The restoration of public education
By Pat Byrne
President
With Labor forming government, public education has been handed a reprieve from what may well have been an existential threat to the entire system.
Had the Morrison Government been returned there is no doubt it would have doubled down on its efforts to reduce the public education sector to a shell.
Every policy the Coalition had, from overfunding private schools, to decimating TAFE (in the eastern states in particular), refusing to give people certainty about early education, giving JobKeeper funds to private but not public universities and comments about public school teachers being duds, was designed to run down the public system. I suspect there would have been every chance under a re-elected Morrison Government of a move to school vouchers and academies.
Now, at least, we have some hope of a sympathetic ear. Repeated commitments made during the campaign to 100 per cent of Schooling Resource Standard (SRS) funding is a positive sign. However, we will need to ensure that the positive words are matched by actions and that the commitment to public education lasts past 6pm on polling day.
What we need now is a proper plan for the future of public education. We also need a healing in our country. Hopefully Antony Albanese’s strong commitment to the Uluru Statement points us in the right direction.
We need better treatment of and for women. We need action on climate change – a core issue for so many voters, but not highlighted in the campaign as much as it should be.
The SSTUWA and AEU will have strong roles to play in this process.
Unity is our strength, and while we may have disagreements along the way, we are united in our belief in the delivery of a fully-funded public education system that provides everyone in our community the opportunity for a quality education, where students at both schools and TAFEs are taught with care and compassion.
Our members have shown extraordinary commitment to that belief since the foundation of this union 124 years ago.
Outside of wartime and the Great Depression, it might well be that the past two years have been the toughest our members have experienced. At times 2022 has perhaps been even worse than the previous two years.
Seemingly endless changes in COVID-19 guidelines and rules; teachers, leaders and lecturers expected to be educators, triage specialists for their students and a conduit to parents about isolation, all at the same time, with many school staff reduced to doing nothing more than deal with the impact of the pandemic.
If any positives emerges from these testing times, it has been the fortitude of our members. We often get notes from retiring members about how for them union membership has been about being part of something bigger, contributing to the welfare of their peers while often not actually needing union back-up themselves.
In the context of recent challenges, the SSTUWA acknowledges and thanks you, our members, for your incredible solidarity and mutual support.
What is becoming clear is we will need that unity as we move forward and try to fully understand and address the massive impact COVID-19 has had on young people.
There are obvious issues directly related to schooling and these flow onto TAFE. As just one small example, what possible help can NAPLAN tests (which as we know are already massively flawed) provide when they are carried out in schools where many of the teachers and students are not even present?
Behind the blatant impacts are all the hidden effects such as mental health and well-being, where the consequences inevitably flow into classrooms in the form of bad behaviour and violence.
It would appear too that many students are not even in school anymore.
According to research commissioned by Save the Children Australia one in 25 Australian students dropped out of school during the pandemic.
The research says Perth had the nation’s highest dropout rate, where two thirds of teenagers in the electorates of Burt, Canning and Brand “dropped, delayed or deferred studies”. Across Western Australia the school dropout rate was nine per cent.
The report shows that nearly half of all teenagers spent less time studying during 2020 than they did before the pandemic, 16 per cent reported higher study-related stress and 56 per cent described their “low or very low motivation to study’’ during lockdowns and home schooling.
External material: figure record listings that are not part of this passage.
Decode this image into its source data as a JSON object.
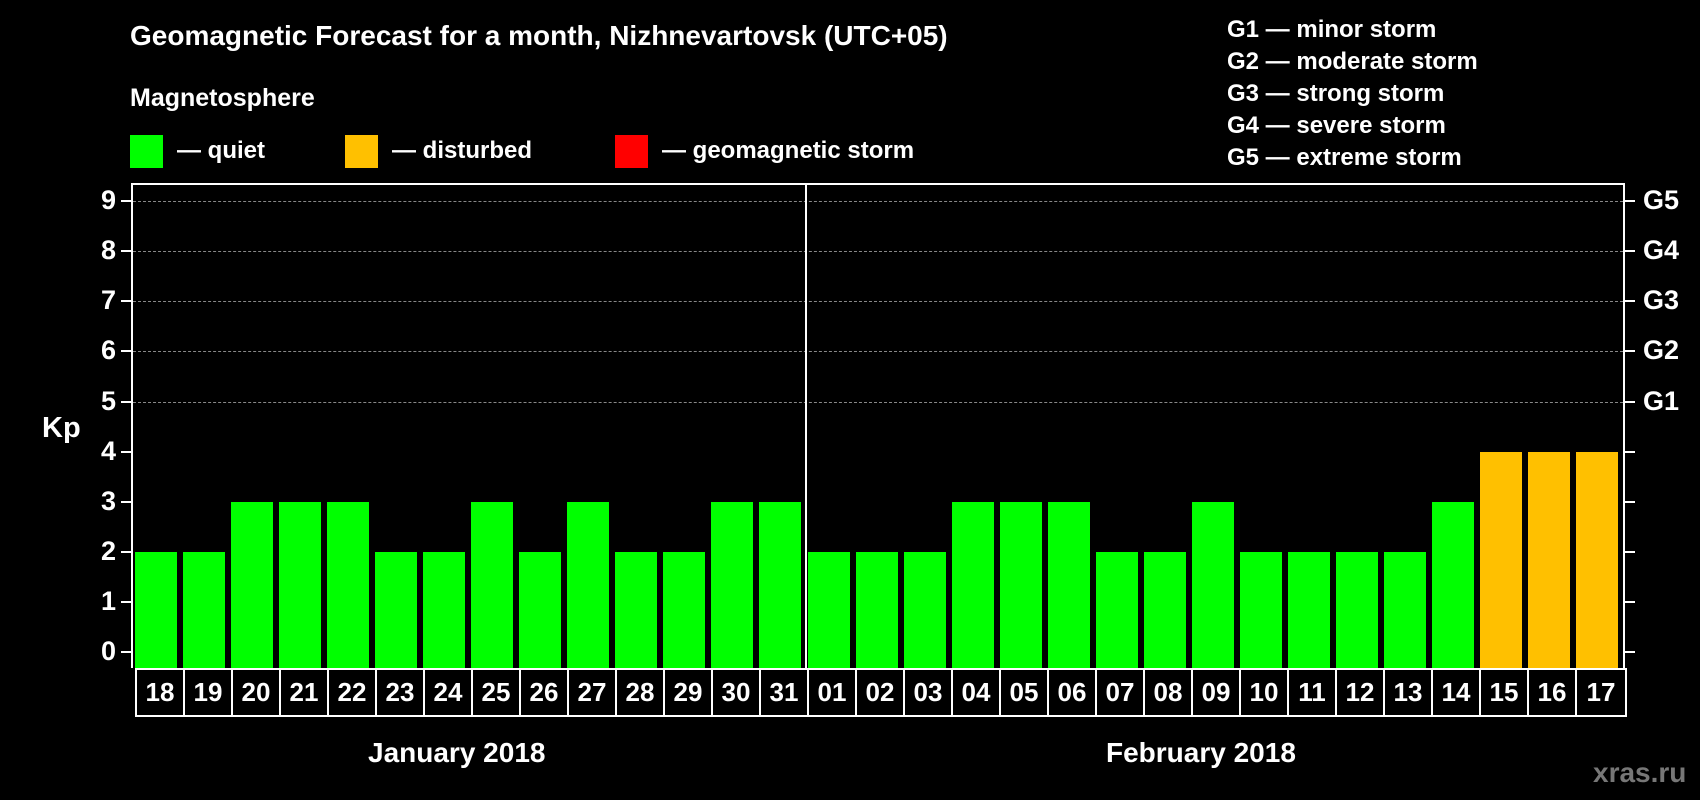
{
  "header": {
    "title": "Geomagnetic Forecast for a month, Nizhnevartovsk (UTC+05)",
    "subtitle": "Magnetosphere"
  },
  "legend": [
    {
      "label": "— quiet",
      "color": "#00ff00"
    },
    {
      "label": "— disturbed",
      "color": "#ffc000"
    },
    {
      "label": "— geomagnetic storm",
      "color": "#ff0000"
    }
  ],
  "storm_legend": [
    "G1 — minor storm",
    "G2 — moderate storm",
    "G3 — strong storm",
    "G4 — severe storm",
    "G5 — extreme storm"
  ],
  "axis": {
    "ylabel": "Kp",
    "yticks": [
      "0",
      "1",
      "2",
      "3",
      "4",
      "5",
      "6",
      "7",
      "8",
      "9"
    ],
    "right_labels": [
      {
        "kp": 5,
        "label": "G1"
      },
      {
        "kp": 6,
        "label": "G2"
      },
      {
        "kp": 7,
        "label": "G3"
      },
      {
        "kp": 8,
        "label": "G4"
      },
      {
        "kp": 9,
        "label": "G5"
      }
    ]
  },
  "months": {
    "first": "January 2018",
    "second": "February 2018"
  },
  "watermark": "xras.ru",
  "chart_data": {
    "type": "bar",
    "title": "Geomagnetic Forecast for a month, Nizhnevartovsk (UTC+05)",
    "xlabel": "",
    "ylabel": "Kp",
    "ylim": [
      0,
      9
    ],
    "grid": "dashed horizontal at Kp 5-9",
    "categories": [
      "18",
      "19",
      "20",
      "21",
      "22",
      "23",
      "24",
      "25",
      "26",
      "27",
      "28",
      "29",
      "30",
      "31",
      "01",
      "02",
      "03",
      "04",
      "05",
      "06",
      "07",
      "08",
      "09",
      "10",
      "11",
      "12",
      "13",
      "14",
      "15",
      "16",
      "17"
    ],
    "month_groups": [
      {
        "label": "January 2018",
        "days": [
          "18",
          "19",
          "20",
          "21",
          "22",
          "23",
          "24",
          "25",
          "26",
          "27",
          "28",
          "29",
          "30",
          "31"
        ]
      },
      {
        "label": "February 2018",
        "days": [
          "01",
          "02",
          "03",
          "04",
          "05",
          "06",
          "07",
          "08",
          "09",
          "10",
          "11",
          "12",
          "13",
          "14",
          "15",
          "16",
          "17"
        ]
      }
    ],
    "values": [
      2,
      2,
      3,
      3,
      3,
      2,
      2,
      3,
      2,
      3,
      2,
      2,
      3,
      3,
      2,
      2,
      2,
      3,
      3,
      3,
      2,
      2,
      3,
      2,
      2,
      2,
      2,
      3,
      4,
      4,
      4
    ],
    "status": [
      "quiet",
      "quiet",
      "quiet",
      "quiet",
      "quiet",
      "quiet",
      "quiet",
      "quiet",
      "quiet",
      "quiet",
      "quiet",
      "quiet",
      "quiet",
      "quiet",
      "quiet",
      "quiet",
      "quiet",
      "quiet",
      "quiet",
      "quiet",
      "quiet",
      "quiet",
      "quiet",
      "quiet",
      "quiet",
      "quiet",
      "quiet",
      "quiet",
      "disturbed",
      "disturbed",
      "disturbed"
    ],
    "colors": {
      "quiet": "#00ff00",
      "disturbed": "#ffc000",
      "storm": "#ff0000"
    },
    "legend": [
      "quiet",
      "disturbed",
      "geomagnetic storm"
    ]
  }
}
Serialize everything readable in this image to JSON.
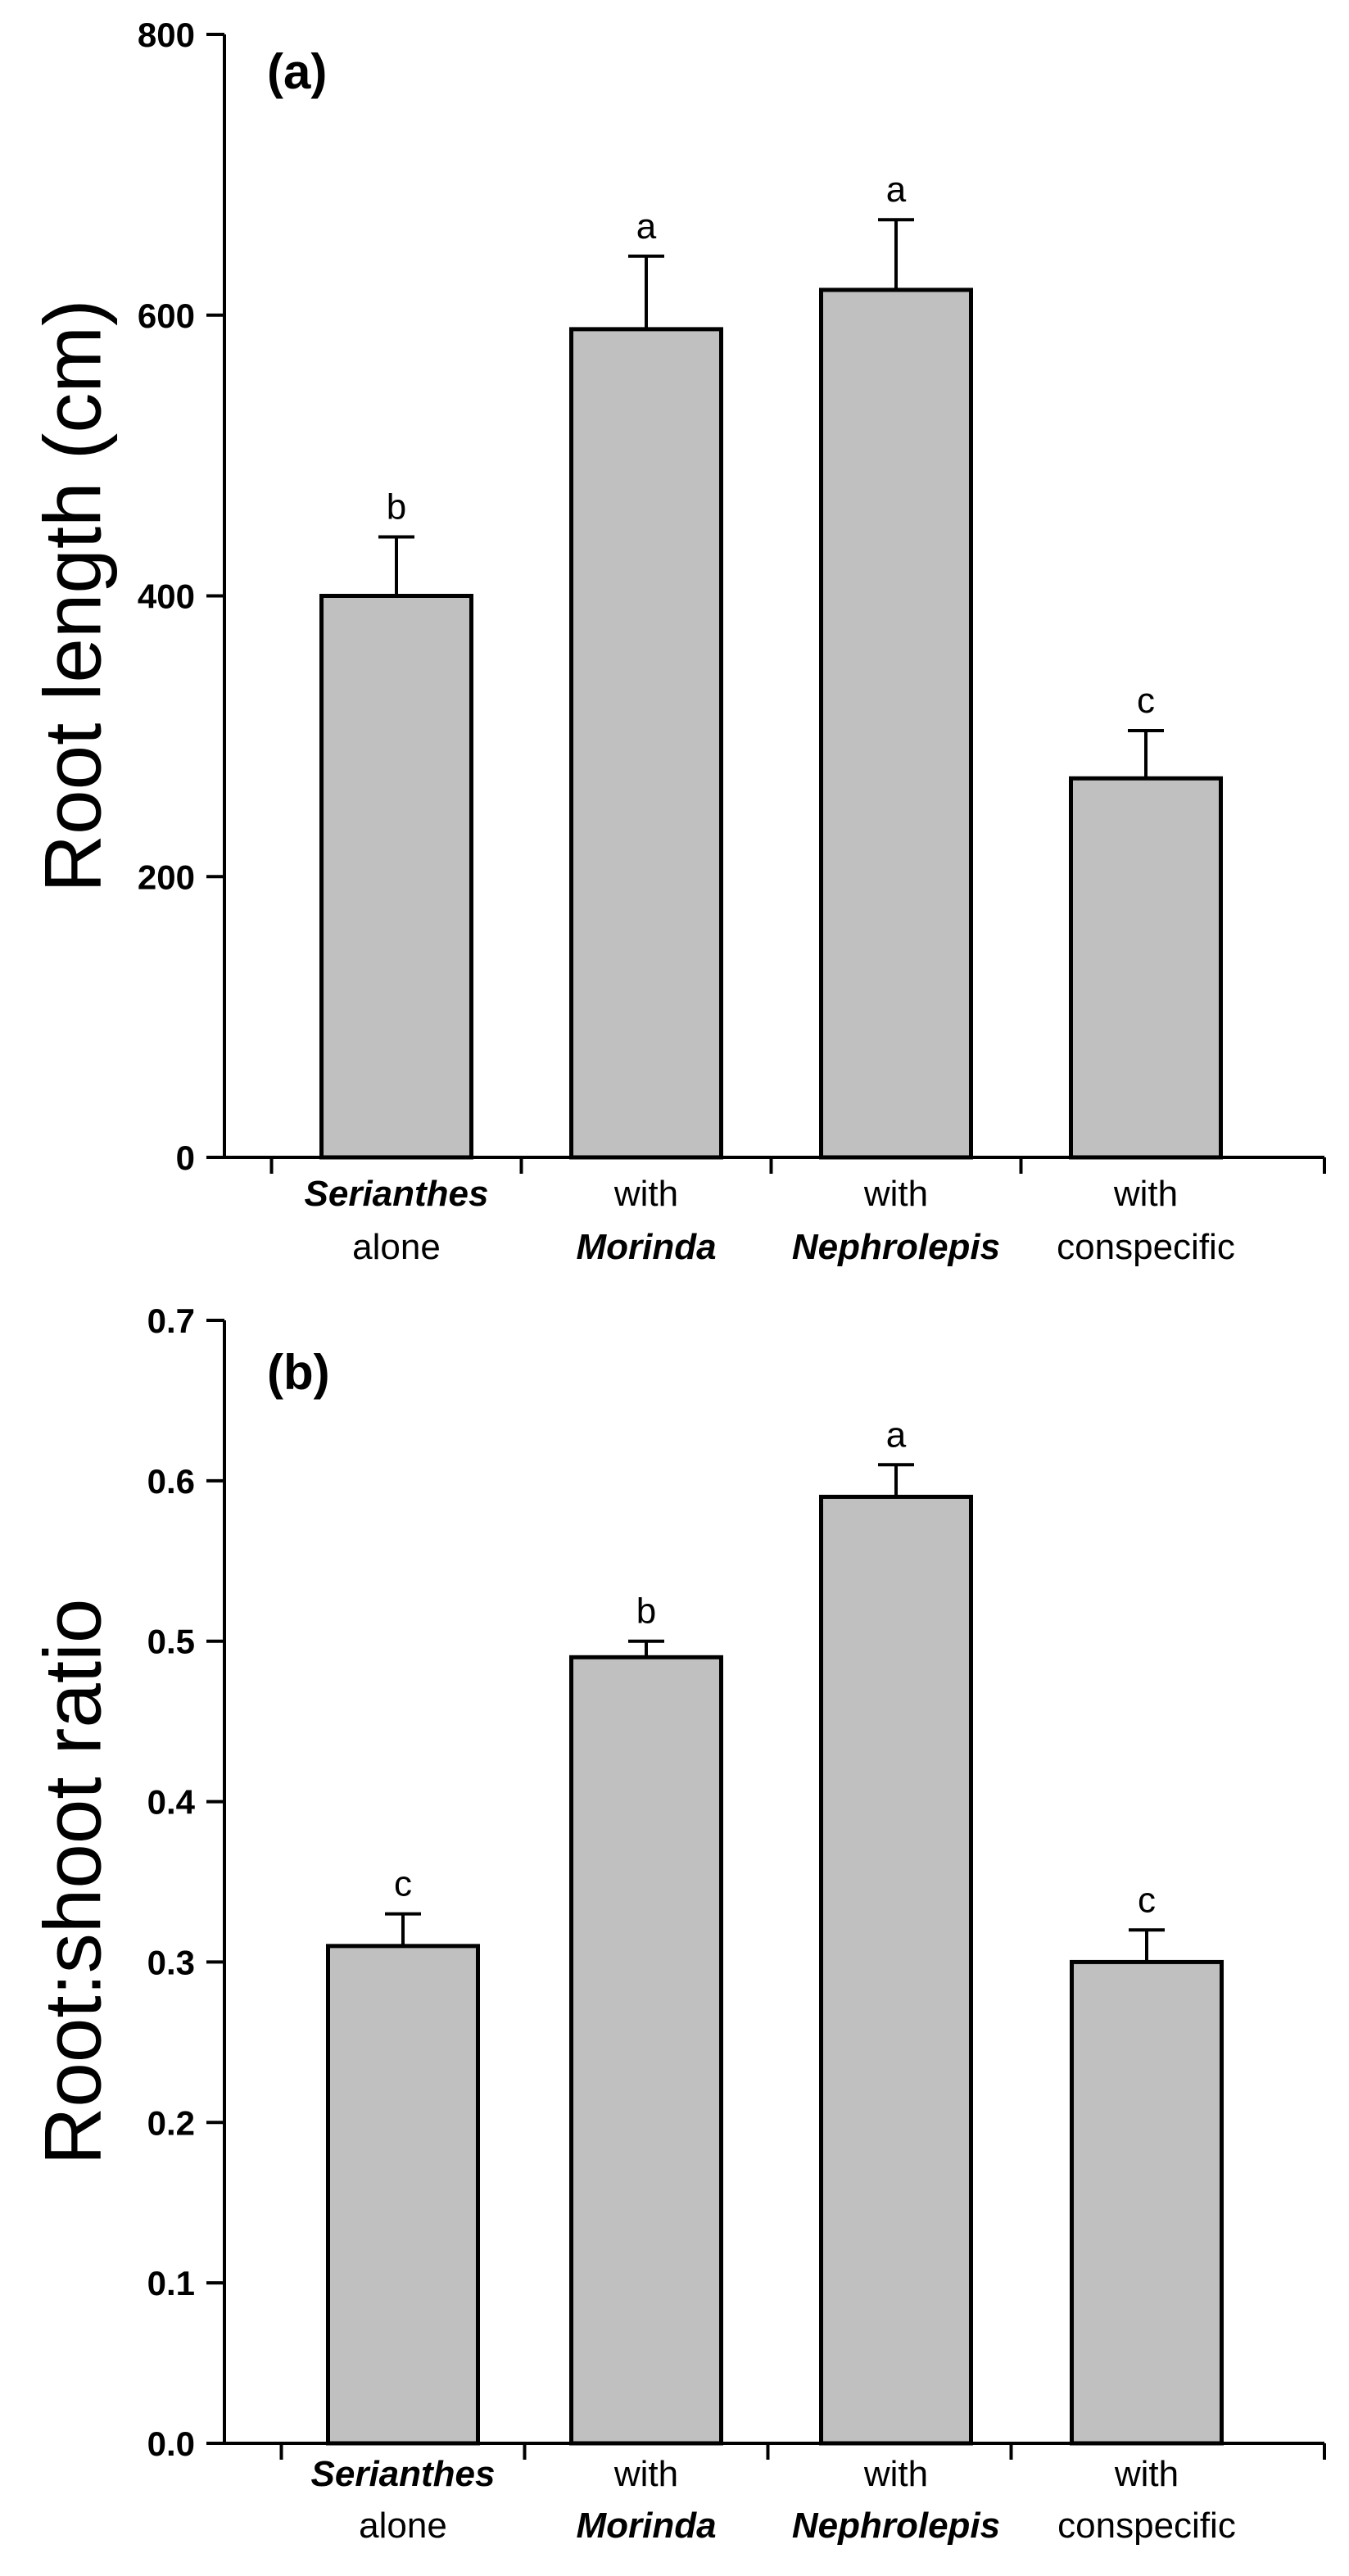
{
  "chart_data": [
    {
      "type": "bar",
      "panel_label": "(a)",
      "ylabel": "Root length (cm)",
      "ylim": [
        0,
        800
      ],
      "yticks": [
        "0",
        "200",
        "400",
        "600",
        "800"
      ],
      "categories": [
        {
          "line1": "Serianthes",
          "line1_italic": true,
          "line2": "alone",
          "line2_italic": false
        },
        {
          "line1": "with",
          "line1_italic": false,
          "line2": "Morinda",
          "line2_italic": true
        },
        {
          "line1": "with",
          "line1_italic": false,
          "line2": "Nephrolepis",
          "line2_italic": true
        },
        {
          "line1": "with",
          "line1_italic": false,
          "line2": "conspecific",
          "line2_italic": false
        }
      ],
      "values": [
        400,
        590,
        618,
        270
      ],
      "errors": [
        42,
        52,
        50,
        34
      ],
      "letters": [
        "b",
        "a",
        "a",
        "c"
      ],
      "bar_color": "#c0c0c0"
    },
    {
      "type": "bar",
      "panel_label": "(b)",
      "ylabel": "Root:shoot ratio",
      "ylim": [
        0,
        0.7
      ],
      "yticks": [
        "0.0",
        "0.1",
        "0.2",
        "0.3",
        "0.4",
        "0.5",
        "0.6",
        "0.7"
      ],
      "categories": [
        {
          "line1": "Serianthes",
          "line1_italic": true,
          "line2": "alone",
          "line2_italic": false
        },
        {
          "line1": "with",
          "line1_italic": false,
          "line2": "Morinda",
          "line2_italic": true
        },
        {
          "line1": "with",
          "line1_italic": false,
          "line2": "Nephrolepis",
          "line2_italic": true
        },
        {
          "line1": "with",
          "line1_italic": false,
          "line2": "conspecific",
          "line2_italic": false
        }
      ],
      "values": [
        0.31,
        0.49,
        0.59,
        0.3
      ],
      "errors": [
        0.02,
        0.01,
        0.02,
        0.02
      ],
      "letters": [
        "c",
        "b",
        "a",
        "c"
      ],
      "bar_color": "#c0c0c0"
    }
  ]
}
One in eight teenagers said they had limited internet access during the pandemic, affecting their ability to study online.
On 18 May The Australian newspaper reported the following: Save the Children Australia warned that a generation of children was “losing its drive and ambition” with kids in poorer suburbs the least able to get help for mental health issues.
“The impacts of the pandemic were felt more in low socio-economic communities where they were less likely to seek help from services, and more likely to drop out of school,” said acting chief executive Mat Tinkler. “That has consequences for their long-term job prospects and income levels.
“The social and economic cost of inaction is a generation of children who are more disadvantaged, disengaged and disheartened than ever before.’’
That report encapsulates the need for broad-ranging examination of what we need to do to rebuild public education.
Those of us in the system know all too well that many of the structural issues – including funding, salaries, workload and well-being – were there before COVID-19 arrived. The pandemic didn’t start the rot, it exposed and exacerbated it.
There is strong evidence that the broader community, especially parents, know the damage that has been done and want to see action to address the situation, with the Save the Children report suggesting only 17 per cent of parents feel governments have done enough to address the issues children have experienced, including across learning and development delays. I will have more to say about this at State Council.